A layered first course featured sweet heirloom tomato, a mousse-like dill custard and a lamb jelly spiked with poached lamb’s tongue. This dish was well flavoured, light, rich and colourful.
The next course saw a duck egg which had been fried, an unusual cooking method in the Roganic repertoire. It arguably produces the best result, especially compared with the ubiquitous slow cooked versions which have too gelatinous a texture. The creamy yolk acted as a sauce for the earthy puff ball mushrooms and barley flake garnishes. By way of contrast, fragrant marjoram oil was added at the table. This essentially simple dish was a triumph of taste and texture.
The first dish using fish showcased another inspired combination. Gently cured and smoked trout was moist and fully flavoured. A topping of beautifully sweet diced peppers was offset by the acidity of crab apple puree and the peppery zing of watercress. The dish was given a textural and flavour contrast by the addition of crisply fried onion and a crowning with delicate pea shoots. (Wine with the above: Roter Veltliner, Leth, Wagram, Austria 2010)
Belly pork and smoked eel worked well together in croquettes that were succulent cubes of richness. The sweetness of corn puree was balanced by spicy crunch of mustard seed and the gentle saltiness of sea purslane. Tuiles of corn gave a spectacular look to this finished “surf and turf” dish.
Another bold and successful dish was grilled langoustine with pickled elderberries and loganberry oil. The danger of this becoming imbalanced, with the berries and sauce overwhelming the sweet crustacean was avoided, whilst the bitterness of radish also helped to balance the sweetness. Purple sprouting broccoli adding texture and colour to this innovative dish.
Few chefs have the confidence to make potato the main ingredient of a dish, yet L’Enclume’s baked pink fir potatoes in onion ash has become a much talked about signature dish. At Roganic, royal kidney potato cooked in chicken fat came with a flavoursome sauce of goat’s curd and clam juice. Crisp pieces of chicken skin added a lively crunch to balance the softer elements and snow peas gave freshness to the whole dish. (Wine with the above: Chenin Blanc, Mullineux, Swartland, South Africa, 2010)

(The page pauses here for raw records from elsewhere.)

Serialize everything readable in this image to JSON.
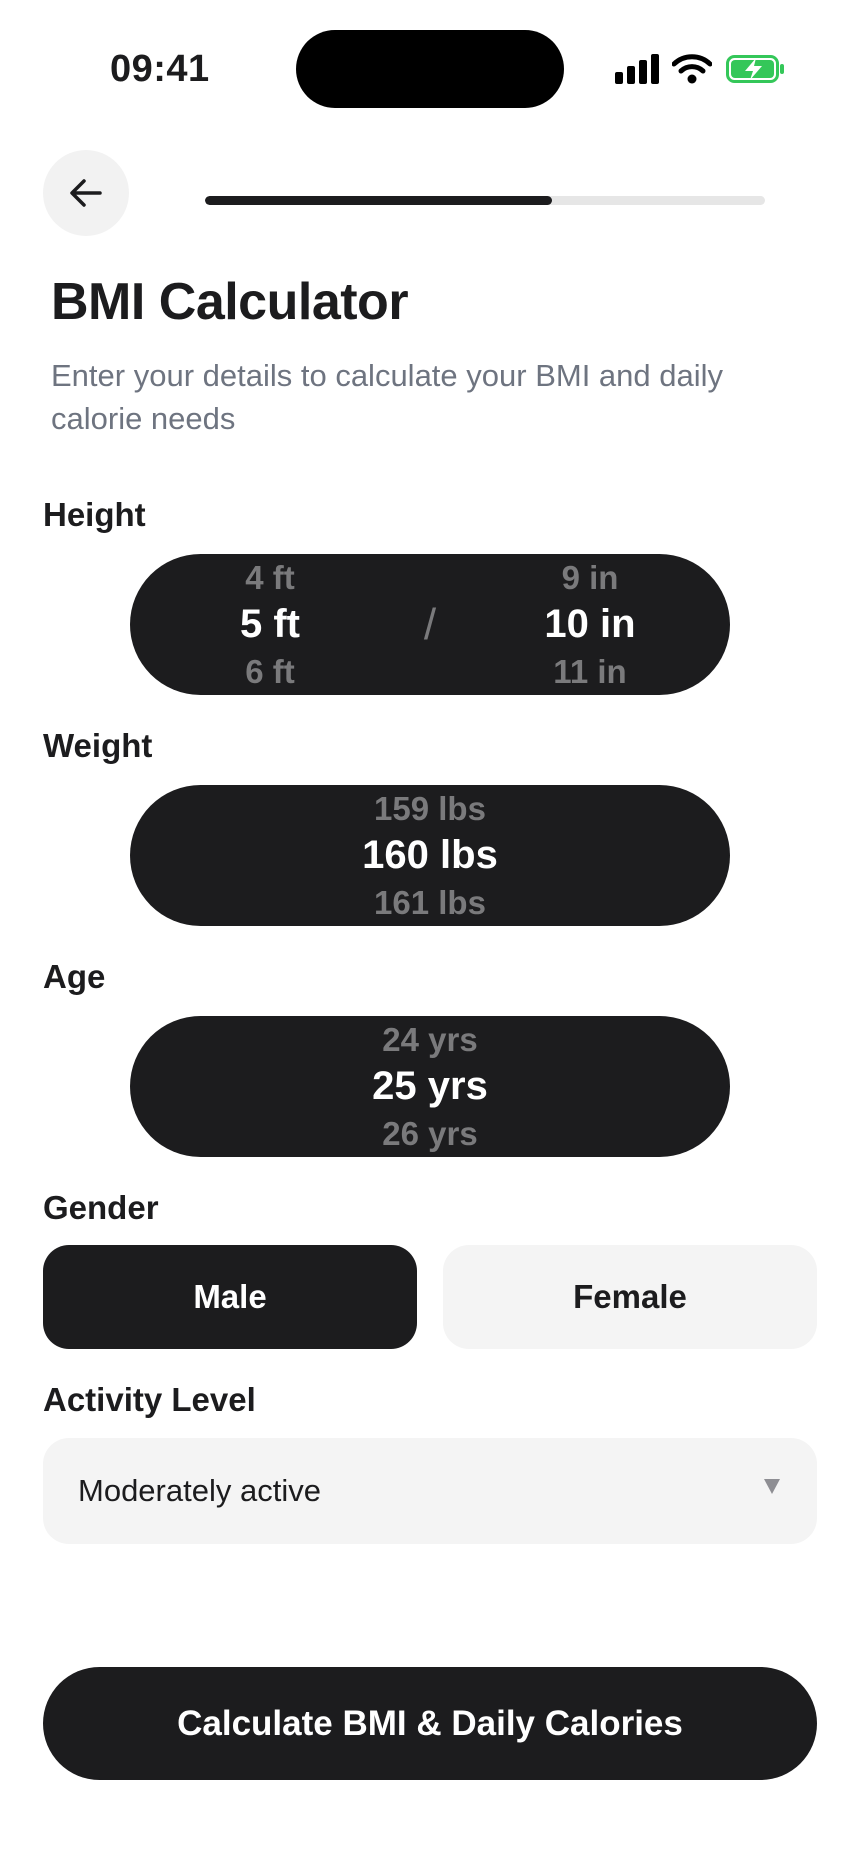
{
  "status_bar": {
    "time": "09:41"
  },
  "header": {
    "progress_percent": 62
  },
  "title": "BMI Calculator",
  "subtitle": "Enter your details to calculate your BMI and daily calorie needs",
  "height": {
    "label": "Height",
    "feet": {
      "prev": "4 ft",
      "selected": "5 ft",
      "next": "6 ft"
    },
    "separator": "/",
    "inches": {
      "prev": "9 in",
      "selected": "10 in",
      "next": "11 in"
    }
  },
  "weight": {
    "label": "Weight",
    "prev": "159 lbs",
    "selected": "160 lbs",
    "next": "161 lbs"
  },
  "age": {
    "label": "Age",
    "prev": "24 yrs",
    "selected": "25 yrs",
    "next": "26 yrs"
  },
  "gender": {
    "label": "Gender",
    "options": [
      "Male",
      "Female"
    ],
    "selected": "Male"
  },
  "activity": {
    "label": "Activity Level",
    "selected": "Moderately active"
  },
  "cta_label": "Calculate BMI & Daily Calories",
  "colors": {
    "primary": "#1c1c1e",
    "surface": "#f4f4f4",
    "muted_text": "#6e7480",
    "battery_green": "#34c759"
  },
  "icons": [
    "back-arrow-icon",
    "signal-icon",
    "wifi-icon",
    "battery-charging-icon",
    "chevron-down-icon"
  ]
}
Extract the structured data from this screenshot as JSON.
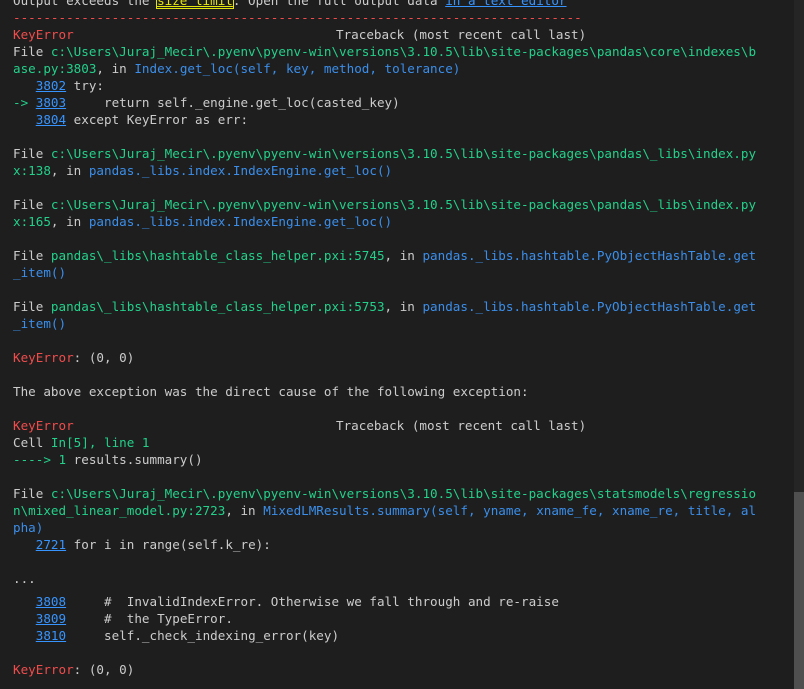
{
  "header": {
    "prefix": "Output exceeds the ",
    "size_limit": "size limit",
    "middle": ". Open the full output data ",
    "text_editor": "in a text editor",
    "separator": "---------------------------------------------------------------------------"
  },
  "tb1": {
    "error_name": "KeyError",
    "traceback_label": "Traceback (most recent call last)",
    "frame1": {
      "file_kw": "File ",
      "path_a": "c:\\Users\\Juraj_Mecir\\.pyenv\\pyenv-win\\versions\\3.10.5\\lib\\site-packages\\pandas\\core\\indexes\\b",
      "path_b": "ase.py:3803",
      "in_kw": ", in ",
      "func": "Index.get_loc(self, key, method, tolerance)",
      "code": [
        {
          "prefix": "   ",
          "num": "3802",
          "text": " try:"
        },
        {
          "prefix": "-> ",
          "num": "3803",
          "text": "     return self._engine.get_loc(casted_key)"
        },
        {
          "prefix": "   ",
          "num": "3804",
          "text": " except KeyError as err:"
        }
      ]
    },
    "frame2": {
      "file_kw": "File ",
      "path_a": "c:\\Users\\Juraj_Mecir\\.pyenv\\pyenv-win\\versions\\3.10.5\\lib\\site-packages\\pandas\\_libs\\index.py",
      "path_b": "x:138",
      "in_kw": ", in ",
      "func": "pandas._libs.index.IndexEngine.get_loc()"
    },
    "frame3": {
      "file_kw": "File ",
      "path_a": "c:\\Users\\Juraj_Mecir\\.pyenv\\pyenv-win\\versions\\3.10.5\\lib\\site-packages\\pandas\\_libs\\index.py",
      "path_b": "x:165",
      "in_kw": ", in ",
      "func": "pandas._libs.index.IndexEngine.get_loc()"
    },
    "frame4": {
      "file_kw": "File ",
      "path": "pandas\\_libs\\hashtable_class_helper.pxi:5745",
      "in_kw": ", in ",
      "func_a": "pandas._libs.hashtable.PyObjectHashTable.get",
      "func_b": "_item()"
    },
    "frame5": {
      "file_kw": "File ",
      "path": "pandas\\_libs\\hashtable_class_helper.pxi:5753",
      "in_kw": ", in ",
      "func_a": "pandas._libs.hashtable.PyObjectHashTable.get",
      "func_b": "_item()"
    },
    "final_name": "KeyError",
    "final_msg": ": (0, 0)"
  },
  "cause_text": "The above exception was the direct cause of the following exception:",
  "tb2": {
    "error_name": "KeyError",
    "traceback_label": "Traceback (most recent call last)",
    "cell_kw": "Cell ",
    "cell_ref": "In[5], line 1",
    "arrow": "----> 1",
    "arrow_code": " results.summary()",
    "frame1": {
      "file_kw": "File ",
      "path_a": "c:\\Users\\Juraj_Mecir\\.pyenv\\pyenv-win\\versions\\3.10.5\\lib\\site-packages\\statsmodels\\regressio",
      "path_b": "n\\mixed_linear_model.py:2723",
      "in_kw": ", in ",
      "func_a": "MixedLMResults.summary(self, yname, xname_fe, xname_re, title, al",
      "func_b": "pha)",
      "code_num": "2721",
      "code_text": " for i in range(self.k_re):"
    },
    "ellipsis": "...",
    "tail_code": [
      {
        "num": "3808",
        "text": "     #  InvalidIndexError. Otherwise we fall through and re-raise"
      },
      {
        "num": "3809",
        "text": "     #  the TypeError."
      },
      {
        "num": "3810",
        "text": "     self._check_indexing_error(key)"
      }
    ],
    "final_name": "KeyError",
    "final_msg": ": (0, 0)"
  }
}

Skate belly, (two fillets moulded together), and scallop where both well timed to produce a golden crust and melting flesh. The star of the dish, however, was the intense caramelised cauliflower puree, a brilliant extension of what has become a hackneyed preparation.
In the final savoury course, Cumbrian rose veal cooked in buttermilk had a mild, delicate flavour and soft texture. Pairing it with cobnuts and blanched garlic gave a pleasant textural and herbal contrast. The well balanced soy and mead sauce gave just enough sweetness to lift the whole dish. (Wine with the above: Sudtiroler Lagrein, Weingut Niklas, Alto, Adige, Italy 2009)
Ginger beer ice, with its spicy zing and fine texture served its purpose well as a palate cleanser.
Three desserts followed, the last as an extra course. The first featured diverse elements of bilberries, dried caramel, natural yogurt, iced lemon thyme, all of which were compatible with their sweet and sour, soft and cold, fruity and herby elements.
The second saw a perfectly smooth white chocolate sorbet partnered with crumbed rapeseed and polenta cake, Herman plum and meadow sweet. Here, the richness of the sorbet and cake was offset by the sharpness of the plum and fragrant qualities of the herb.
Finally, warm spiced brioche was partnered with salted toasted almonds and a silky buckthorn curd. This delicious, vibrantly colourful mixture was finished with a quennel of smoked clotted cream with gave an unusual but not dislikeable edge to the dessert.
Bay leaf milk shake preceded coffee and petit fours of Victoria sponge and raspberry, the finale to memorable meal, faultlessly executed. The clarity of tastes, the sheer range of invention, the variety of cooking techniques and the conscious artistry of presentation involved were all utterly impressive. Overall, there can be little doubt that Roganic has made its mark on a demanding London audience and, whether in Blandford Street or another location, is assured of a successful future in the capital.